Magnetic resonance imaging (MRI) includes the use of a nuclear magnetic resonance spectrometer to produce electronic images of atoms and molecular structures in solids, including human cells, tissues, and organs. Computer-aided tomography (CT) includes the generation of a three-dimensional image of the internals of a subject or object from a plurality of two-dimensional X-ray images taken around a single axis of rotation. Single photon emission computed tomography (SPECT) includes a tomographic imaging technique using gamma rays and produces a set of image slices through a subject, showing the distribution of a radiopharmaceutical or radioactive particle. Positron emission tomography (PET) includes producing a three dimensional image or map of functional processes in the body. X-ray tomography produces a series of projection images used to calculate a three-dimensional reconstruction of an object. Fluoroscopy includes producing real-time images of the internal structures of a subject through the use of a fluoroscope. A fluoroscope produces fluorescent images of a patient on a fluorescent screen by imaging the subject using X-rays.
The apparatus 500 is not limited to use in connection with a particular type of subject. Organic and inorganic materials can be imaged by the apparatus 500. Exemplary subjects also include living tissue, including live animals, and dead tissue, including preserved tissue and non-preserved tissue. The enriched paramagnetic isotope is not limited to a particular paramagnetic isotope. In some embodiments, the enriched paramagnetic isotope includes a material capable of neutron activation having a first neutron absorption cross-section, and a paramagnetic isotope having a second neutron absorption cross-section within a factor of about 1000 of the first neutron absorption cross-section and which requires more than one neutron capture to create a radioactive impurity.

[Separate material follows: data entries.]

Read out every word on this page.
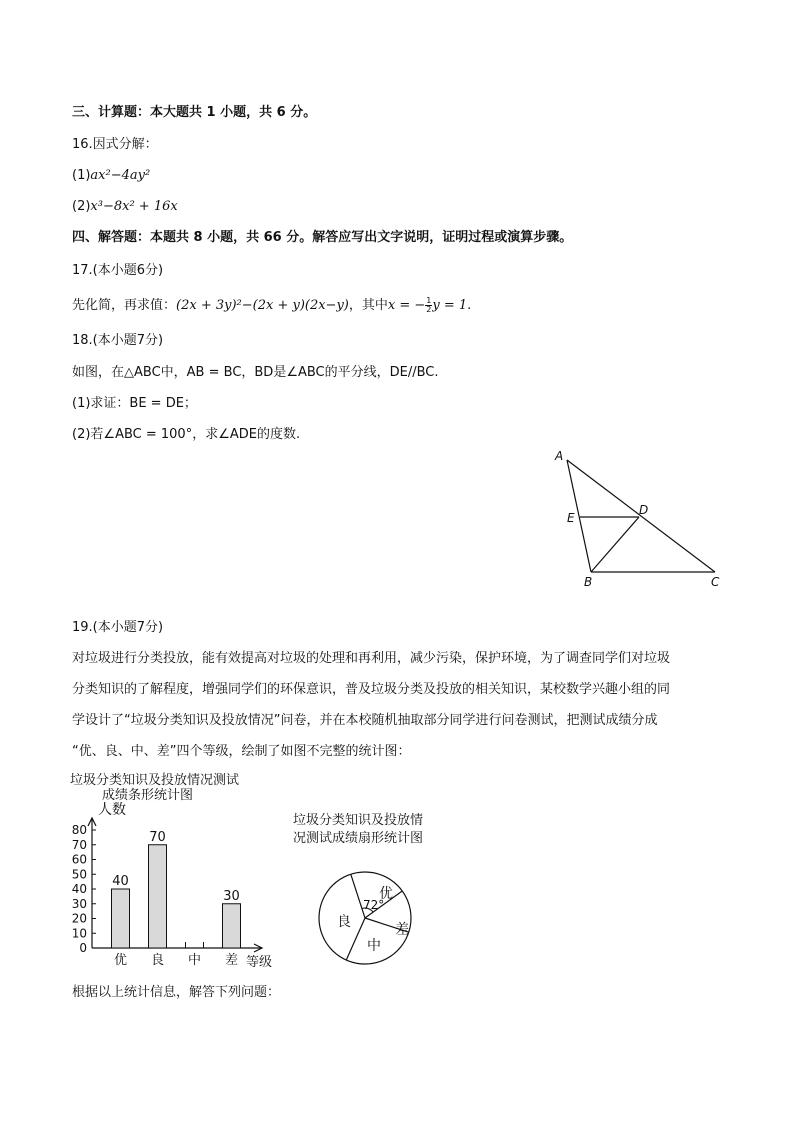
三、计算题：本大题共 1 小题，共 6 分。
16.因式分解：
(1)ax²−4ay²
(2)x³−8x² + 16x
四、解答题：本题共 8 小题，共 66 分。解答应写出文字说明，证明过程或演算步骤。
17.(本小题6分)
先化简，再求值：(2x + 3y)²−(2x + y)(2x−y)，其中x = − $\frac{1}{2}$ y = 1.
18.(本小题7分)
如图，在△ABC中，AB = BC，BD是∠ABC的平分线，DE//BC.
(1)求证：BE = DE；
(2)若∠ABC = 100°，求∠ADE的度数.
A
E
D
B	C
19.(本小题7分)
对垃圾进行分类投放，能有效提高对垃圾的处理和再利用，减少污染，保护环境，为了调查同学们对垃圾
分类知识的了解程度，增强同学们的环保意识，普及垃圾分类及投放的相关知识，某校数学兴趣小组的同
学设计了“垃圾分类知识及投放情况”问卷，并在本校随机抽取部分同学进行问卷测试，把测试成绩分成
“优、良、中、差”四个等级，绘制了如图不完整的统计图：
垃圾分类知识及投放情况测试
成绩条形统计图
人数
等级
0
10
20
30
40
50
60
70
80
40
优
70
良 中
30
差
垃圾分类知识及投放情
况测试成绩扇形统计图
72°
优
良
中
差
根据以上统计信息，解答下列问题：
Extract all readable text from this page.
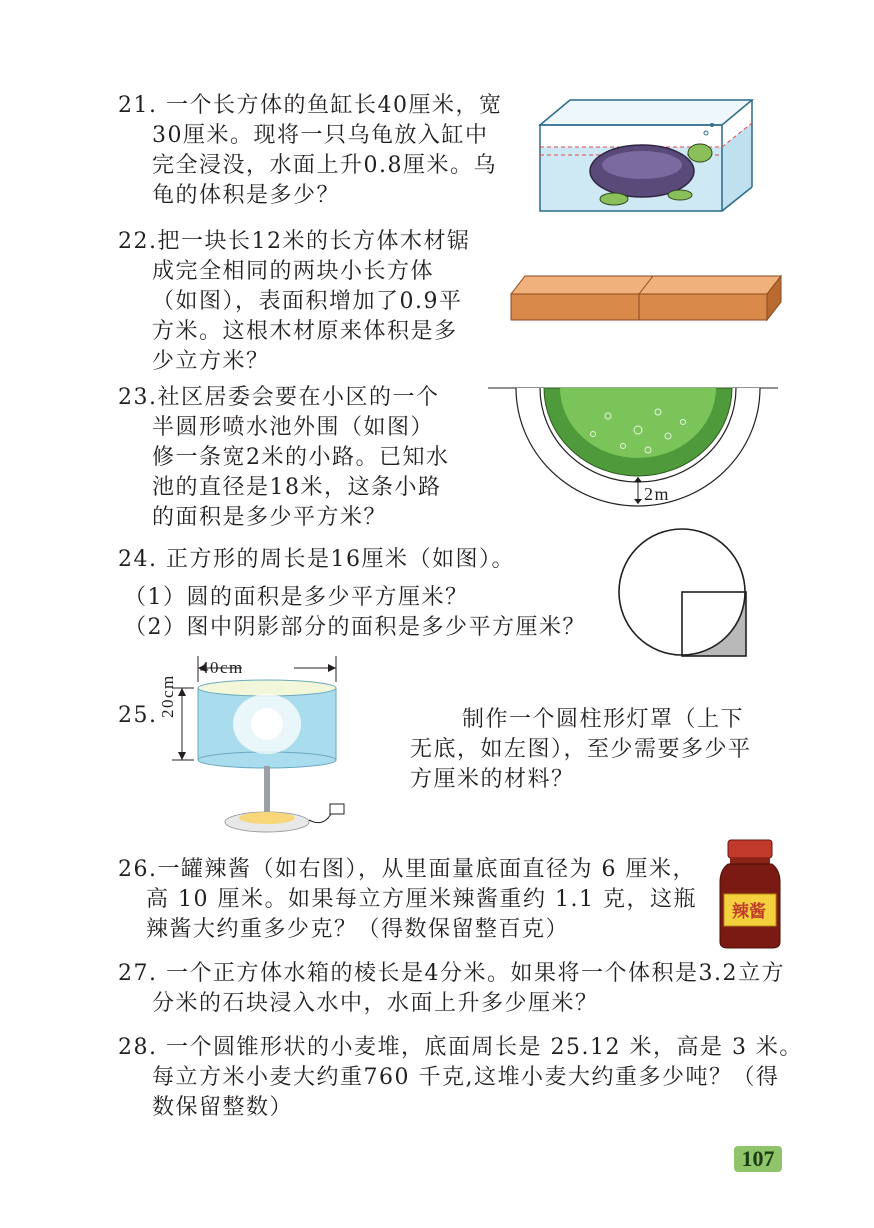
21. 一个长方体的鱼缸长40厘米，宽
30厘米。现将一只乌龟放入缸中
完全浸没，水面上升0.8厘米。乌
龟的体积是多少？
22.把一块长12米的长方体木材锯
成完全相同的两块小长方体
（如图），表面积增加了0.9平
方米。这根木材原来体积是多
少立方米？
23.社区居委会要在小区的一个
半圆形喷水池外围（如图）
修一条宽2米的小路。已知水
池的直径是18米，这条小路
的面积是多少平方米？
2m
24. 正方形的周长是16厘米（如图）。
（1）圆的面积是多少平方厘米？
（2）图中阴影部分的面积是多少平方厘米？
25.
40cm
20cm
制作一个圆柱形灯罩（上下
无底，如左图），至少需要多少平
方厘米的材料？
26.一罐辣酱（如右图），从里面量底面直径为 6 厘米，
高 10 厘米。如果每立方厘米辣酱重约 1.1 克，这瓶
辣酱大约重多少克？（得数保留整百克）
辣酱
27. 一个正方体水箱的棱长是4分米。如果将一个体积是3.2立方
分米的石块浸入水中，水面上升多少厘米？
28. 一个圆锥形状的小麦堆，底面周长是 25.12 米，高是 3 米。
每立方米小麦大约重760 千克,这堆小麦大约重多少吨？（得
数保留整数）
107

b) is a block diagram of an apparatus 506 including the imaging system 502 to image the subject 503, and a microparticle 507 suitable for infusion into the subject 503 for imaging by the imaging system 502 and including the enriched paramagnetic isotope 505 that is enriched to reduce generation of radioactive impurities while maintaining or improving imaging sensitivity. The imaging system 502 is not limited to a particular type of imaging system. Exemplary imaging systems and methods suitable for use in connection with the apparatus 506 include magnetic resonance imaging (MRI), computer-aided tomography (CT), single photon emission computed tomography (SPECT), positron emission tomography (PET), and fluoroscopy. The microparticle 507 is not radioactive.